Falih Rıfkı Atay, Zeytindağı adlı kitabında Allahaısmarladık bölümünde: “Artık Şam’dan ayrılıyorum… Tren giderken iki tarafımızda Suriye ve Lübnan’ı sanki safra gibi boşaltıyoruz… Anadolu hepimize hınçla, güvensizlikle ve şüpheyle bakıyor. Yüzbinlerce çocuğunu memesinden sökerek alıp götürdüğümüz bu anaya, şimdi kendimizi ve pişmanlığımızı getiriyoruz.” Falih Rıfkı Atay devam ediyor: “İstasyonda bir kadın durmuş, gelene geçene: ‘Benim Ahmed’i […]

Falih Rıfkı Atay, Zeytindağı adlı kitabında Allahaısmarladık bölümünde: “Artık Şam’dan ayrılıyorum… Tren giderken iki tarafımızda Suriye ve Lübnan’ı sanki safra gibi boşaltıyoruz… Anadolu hepimize hınçla, güvensizlikle ve şüpheyle bakıyor. Yüzbinlerce çocuğunu memesinden sökerek alıp götürdüğümüz bu anaya, şimdi kendimizi ve pişmanlığımızı getiriyoruz.”

Falih Rıfkı Atay devam ediyor: “İstasyonda bir kadın durmuş, gelene geçene: ‘Benim Ahmed’i gördünüz mü?’ diyor. Hangi Ahmed’i, yüz bin Ahmed’in hangisini? Yırtık basmanın altından kolunu çıkararak, trenin gideceği yolun, İstanbul yolunun tersini gösteriyor. ‘Bu tarafa gitmişti’, diyor. ‘Ahmedi’mi gördün mü?’ Hayır… Hiçbirimiz Ahmed’ini görmedik. Fakat Ahmed’in her şeyi gördü. Allah’ın Muhammed’e bile anlatamadığı cehennemi gördü.  Anadolu Ahmed’ini soruyor. Ahmed’i ne için harcadığımızı bir söyleyebilsek, onunla ne kazandığımızı bir anaya anlatabilsek, onu övündürecek bir haber verebilsek… Fakat, biz Ahmed’i kumarda kaybettik.”

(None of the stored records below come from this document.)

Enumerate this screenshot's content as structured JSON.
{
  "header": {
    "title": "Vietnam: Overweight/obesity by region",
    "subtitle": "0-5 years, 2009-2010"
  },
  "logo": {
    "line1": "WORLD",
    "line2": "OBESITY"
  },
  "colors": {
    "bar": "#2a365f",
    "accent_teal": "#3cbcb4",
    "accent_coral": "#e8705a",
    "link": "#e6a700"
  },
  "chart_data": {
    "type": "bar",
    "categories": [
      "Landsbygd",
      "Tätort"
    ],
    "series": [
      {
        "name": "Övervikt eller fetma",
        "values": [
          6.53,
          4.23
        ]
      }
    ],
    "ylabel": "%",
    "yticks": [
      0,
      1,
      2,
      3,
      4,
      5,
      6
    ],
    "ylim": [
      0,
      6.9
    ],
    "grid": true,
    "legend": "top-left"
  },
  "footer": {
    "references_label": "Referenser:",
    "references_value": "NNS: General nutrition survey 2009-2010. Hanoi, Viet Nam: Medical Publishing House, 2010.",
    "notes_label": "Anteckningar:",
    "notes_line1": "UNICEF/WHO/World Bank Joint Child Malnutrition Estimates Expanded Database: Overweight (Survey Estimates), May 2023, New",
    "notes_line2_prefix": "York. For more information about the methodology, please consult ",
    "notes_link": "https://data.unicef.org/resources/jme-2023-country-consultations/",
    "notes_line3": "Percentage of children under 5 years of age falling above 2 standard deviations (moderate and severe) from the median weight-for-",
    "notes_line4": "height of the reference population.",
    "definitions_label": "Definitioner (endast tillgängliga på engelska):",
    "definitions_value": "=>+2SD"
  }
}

Birinci Dünya Savaşı’nda, Anadolu’nun çektiği sıkıntıları, ıstırapları bu denli mükemmel anlatan başka bir örnek var mıdır, Zeytindağı gibi?..

Evet, ıssız ve sahipsiz Anadolu’nun çaresiz anaları işte böyle ağlıyorlardı. Onlar yokluklar, fakirlikler içinde büyüttükleri ve vatan için askere yolladıkları Ahmetlerini soruyorlardı. Ahmetler, hiçbir zaman Osmanlı’nın olmayan çöllerinde, kavurucu sıcaklarda yitirilmişti. Anadolu’nun sütü böyle heba edilmişti. Ahmetler, Osmanlı’nın oynadığı kumarda kaybedilmişlerdi.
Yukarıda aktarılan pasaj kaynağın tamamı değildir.